Le débat a permis d’aborder plusieurs points sensibles liés à l’économie nationale : l’irrégularité des recettes publiques, les investissements structurels, le poids de la dette intérieure et le rôle du soutien financier de la Banque mondiale. Le ministre a souligné que les conflits à l’Est du pays et la guerre en Ukraine ont entraîné une contraction significative des recettes, freinant ainsi la mobilisation fiscale. Il a également évoqué les acomptes provisionnels de 2022, un mécanisme qui a posé des défis pour les petites et micro-entreprises en raison de leur faible culture fiscale.

Les priorités du gouvernement ont été réaffirmées, avec un accent mis sur les infrastructures et l’agriculture. Ces secteurs stratégiques, jugés essentiels pour la relance économique, bénéficieront d’investissements soutenus dans les mois à venir. Le ministre a également insisté sur la mise en place de conditions propices à l’obtention de l’appui budgétaire de la Banque mondiale, garantissant une gestion rigoureuse et conforme aux attentes des partenaires financiers.
En ce qui concerne la dette intérieure, Doudou Fwamba a assuré une approche transparente, précisant que le gouvernement s’engage à honorer ses obligations auprès des créanciers locaux.

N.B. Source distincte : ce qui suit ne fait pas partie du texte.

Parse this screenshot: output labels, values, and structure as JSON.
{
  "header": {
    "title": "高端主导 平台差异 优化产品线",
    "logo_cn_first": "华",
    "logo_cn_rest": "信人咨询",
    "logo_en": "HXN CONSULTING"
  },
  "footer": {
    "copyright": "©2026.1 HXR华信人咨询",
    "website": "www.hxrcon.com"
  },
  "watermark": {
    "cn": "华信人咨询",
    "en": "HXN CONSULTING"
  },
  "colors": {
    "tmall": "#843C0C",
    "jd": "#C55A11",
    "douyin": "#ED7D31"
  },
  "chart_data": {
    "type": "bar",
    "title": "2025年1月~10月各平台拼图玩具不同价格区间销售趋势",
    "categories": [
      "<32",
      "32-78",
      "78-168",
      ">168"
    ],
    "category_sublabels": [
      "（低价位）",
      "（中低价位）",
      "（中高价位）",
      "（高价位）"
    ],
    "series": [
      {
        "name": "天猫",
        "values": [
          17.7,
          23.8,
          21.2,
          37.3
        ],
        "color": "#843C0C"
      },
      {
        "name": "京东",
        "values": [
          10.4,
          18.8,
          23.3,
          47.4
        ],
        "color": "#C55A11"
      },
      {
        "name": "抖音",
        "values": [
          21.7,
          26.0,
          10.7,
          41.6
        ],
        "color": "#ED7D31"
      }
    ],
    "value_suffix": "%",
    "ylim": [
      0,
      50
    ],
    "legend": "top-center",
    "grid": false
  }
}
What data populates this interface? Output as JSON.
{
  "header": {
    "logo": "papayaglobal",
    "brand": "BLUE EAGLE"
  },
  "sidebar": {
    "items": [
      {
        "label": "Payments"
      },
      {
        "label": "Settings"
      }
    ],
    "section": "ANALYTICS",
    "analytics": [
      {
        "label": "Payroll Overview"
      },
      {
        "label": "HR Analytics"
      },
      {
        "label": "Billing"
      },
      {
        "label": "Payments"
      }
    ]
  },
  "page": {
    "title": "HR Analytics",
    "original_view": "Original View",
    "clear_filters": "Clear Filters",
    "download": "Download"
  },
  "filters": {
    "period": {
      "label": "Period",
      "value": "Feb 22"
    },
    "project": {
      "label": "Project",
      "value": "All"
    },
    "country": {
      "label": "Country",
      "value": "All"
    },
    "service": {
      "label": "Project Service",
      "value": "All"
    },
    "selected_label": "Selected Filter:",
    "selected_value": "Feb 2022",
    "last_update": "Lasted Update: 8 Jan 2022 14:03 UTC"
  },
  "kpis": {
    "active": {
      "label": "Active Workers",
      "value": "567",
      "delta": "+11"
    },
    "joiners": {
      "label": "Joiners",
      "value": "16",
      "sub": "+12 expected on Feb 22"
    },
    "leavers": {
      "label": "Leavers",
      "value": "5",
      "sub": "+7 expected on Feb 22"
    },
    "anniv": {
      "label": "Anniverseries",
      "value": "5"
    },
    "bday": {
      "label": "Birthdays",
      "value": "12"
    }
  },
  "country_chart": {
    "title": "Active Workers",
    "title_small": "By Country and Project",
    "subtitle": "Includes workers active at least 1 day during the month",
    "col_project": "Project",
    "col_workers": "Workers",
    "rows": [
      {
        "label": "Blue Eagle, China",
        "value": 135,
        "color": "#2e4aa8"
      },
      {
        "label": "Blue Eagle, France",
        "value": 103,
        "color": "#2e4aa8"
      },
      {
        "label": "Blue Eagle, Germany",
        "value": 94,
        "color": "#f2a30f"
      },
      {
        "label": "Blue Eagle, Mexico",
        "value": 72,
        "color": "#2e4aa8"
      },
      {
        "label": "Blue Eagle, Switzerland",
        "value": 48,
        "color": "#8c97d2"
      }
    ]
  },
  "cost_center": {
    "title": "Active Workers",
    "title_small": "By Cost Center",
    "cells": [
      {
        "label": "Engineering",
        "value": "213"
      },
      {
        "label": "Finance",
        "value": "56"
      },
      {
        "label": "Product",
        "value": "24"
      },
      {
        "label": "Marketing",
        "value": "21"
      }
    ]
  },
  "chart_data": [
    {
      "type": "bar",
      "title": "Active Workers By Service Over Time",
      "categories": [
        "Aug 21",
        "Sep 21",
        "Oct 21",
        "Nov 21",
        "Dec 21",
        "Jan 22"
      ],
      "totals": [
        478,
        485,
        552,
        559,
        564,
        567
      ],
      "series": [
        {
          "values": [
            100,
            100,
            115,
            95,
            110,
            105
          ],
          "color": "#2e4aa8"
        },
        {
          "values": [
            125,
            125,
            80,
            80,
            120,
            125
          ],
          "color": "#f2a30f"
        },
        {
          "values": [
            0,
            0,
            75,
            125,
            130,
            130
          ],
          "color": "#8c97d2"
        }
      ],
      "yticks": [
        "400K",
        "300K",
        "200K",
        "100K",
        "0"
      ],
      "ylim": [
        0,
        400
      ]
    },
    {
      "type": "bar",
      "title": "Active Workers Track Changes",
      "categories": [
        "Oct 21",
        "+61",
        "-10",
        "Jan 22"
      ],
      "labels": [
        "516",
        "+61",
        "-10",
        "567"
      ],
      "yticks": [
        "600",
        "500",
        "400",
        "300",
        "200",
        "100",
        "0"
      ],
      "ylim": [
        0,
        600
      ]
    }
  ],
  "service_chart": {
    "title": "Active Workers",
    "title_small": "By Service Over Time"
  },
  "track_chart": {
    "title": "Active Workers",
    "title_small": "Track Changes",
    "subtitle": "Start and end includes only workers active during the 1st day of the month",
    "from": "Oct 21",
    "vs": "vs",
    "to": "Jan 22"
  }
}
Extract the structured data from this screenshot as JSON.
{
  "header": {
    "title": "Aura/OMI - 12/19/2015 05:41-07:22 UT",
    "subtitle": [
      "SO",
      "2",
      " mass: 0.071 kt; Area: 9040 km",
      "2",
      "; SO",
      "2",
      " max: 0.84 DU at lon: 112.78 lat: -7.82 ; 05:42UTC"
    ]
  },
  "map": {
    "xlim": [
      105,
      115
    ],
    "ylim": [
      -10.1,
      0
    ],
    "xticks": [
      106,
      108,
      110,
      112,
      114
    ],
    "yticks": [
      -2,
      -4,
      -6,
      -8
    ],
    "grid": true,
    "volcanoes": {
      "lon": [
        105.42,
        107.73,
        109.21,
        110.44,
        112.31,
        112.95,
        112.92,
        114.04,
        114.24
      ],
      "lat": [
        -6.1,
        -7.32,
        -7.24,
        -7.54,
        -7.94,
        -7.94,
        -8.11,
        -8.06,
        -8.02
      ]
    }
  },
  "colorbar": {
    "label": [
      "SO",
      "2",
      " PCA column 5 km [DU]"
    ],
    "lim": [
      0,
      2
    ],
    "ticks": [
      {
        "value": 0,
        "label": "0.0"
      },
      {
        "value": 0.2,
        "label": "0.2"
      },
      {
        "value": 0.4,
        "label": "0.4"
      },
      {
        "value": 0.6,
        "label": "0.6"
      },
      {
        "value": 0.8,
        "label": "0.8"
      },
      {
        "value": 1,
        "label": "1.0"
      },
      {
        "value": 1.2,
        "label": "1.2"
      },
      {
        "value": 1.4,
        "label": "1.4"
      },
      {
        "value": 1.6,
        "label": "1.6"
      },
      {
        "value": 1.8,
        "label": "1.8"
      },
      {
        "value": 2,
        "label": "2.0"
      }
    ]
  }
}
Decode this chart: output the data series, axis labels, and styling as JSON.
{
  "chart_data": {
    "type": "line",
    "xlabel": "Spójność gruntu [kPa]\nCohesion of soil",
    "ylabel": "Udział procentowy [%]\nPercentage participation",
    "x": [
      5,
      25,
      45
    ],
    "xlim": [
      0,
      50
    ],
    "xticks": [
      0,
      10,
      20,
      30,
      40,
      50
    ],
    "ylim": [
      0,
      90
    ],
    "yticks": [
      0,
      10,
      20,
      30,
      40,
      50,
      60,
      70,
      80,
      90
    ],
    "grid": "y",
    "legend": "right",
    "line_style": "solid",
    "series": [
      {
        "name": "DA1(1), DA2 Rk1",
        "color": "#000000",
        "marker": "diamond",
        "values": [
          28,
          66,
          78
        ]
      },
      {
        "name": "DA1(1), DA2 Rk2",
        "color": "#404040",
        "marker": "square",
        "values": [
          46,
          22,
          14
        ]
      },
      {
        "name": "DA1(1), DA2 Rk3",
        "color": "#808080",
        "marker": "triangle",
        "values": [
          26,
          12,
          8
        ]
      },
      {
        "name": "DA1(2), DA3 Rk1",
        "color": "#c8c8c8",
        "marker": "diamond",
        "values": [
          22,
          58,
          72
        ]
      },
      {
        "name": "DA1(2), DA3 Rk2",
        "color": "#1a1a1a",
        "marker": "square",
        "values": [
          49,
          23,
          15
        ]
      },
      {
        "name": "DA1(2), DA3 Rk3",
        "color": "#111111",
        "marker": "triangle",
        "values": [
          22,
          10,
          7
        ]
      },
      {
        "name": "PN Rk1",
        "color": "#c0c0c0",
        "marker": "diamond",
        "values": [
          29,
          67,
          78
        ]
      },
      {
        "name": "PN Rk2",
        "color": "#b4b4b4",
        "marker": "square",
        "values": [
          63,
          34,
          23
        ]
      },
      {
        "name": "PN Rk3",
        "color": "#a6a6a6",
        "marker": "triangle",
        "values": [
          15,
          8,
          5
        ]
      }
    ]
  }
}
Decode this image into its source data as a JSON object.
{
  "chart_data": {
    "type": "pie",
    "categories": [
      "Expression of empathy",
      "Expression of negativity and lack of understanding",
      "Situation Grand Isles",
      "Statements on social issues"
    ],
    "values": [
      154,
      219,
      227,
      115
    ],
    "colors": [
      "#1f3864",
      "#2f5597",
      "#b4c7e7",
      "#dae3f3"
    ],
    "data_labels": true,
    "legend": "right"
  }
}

Il a rappelé que le paiement ordonné de ces dettes est un élément clé pour restaurer la confiance des investisseurs et renforcer le climat des affaires.
Sur le plan monétaire, le ministre s’est montré optimiste quant à la stabilisation du taux de change et à la maîtrise de l’inflation. Cette amélioration résulte d’une coordination efficace entre les politiques monétaire et budgétaire, permettant d’absorber les pressions inflationnistes. Il a tenu à rassurer que l’exécutif reste déterminé à maintenir cette discipline financière et à offrir une gestion efficace des ressources publiques.
Cette intervention à l’Assemblée nationale s’inscrit dans la continuité des efforts du gouvernement pour promouvoir une gouvernance transparente et une exécution budgétaire rigoureuse, tout en mobilisant les financements extérieurs nécessaires au développement.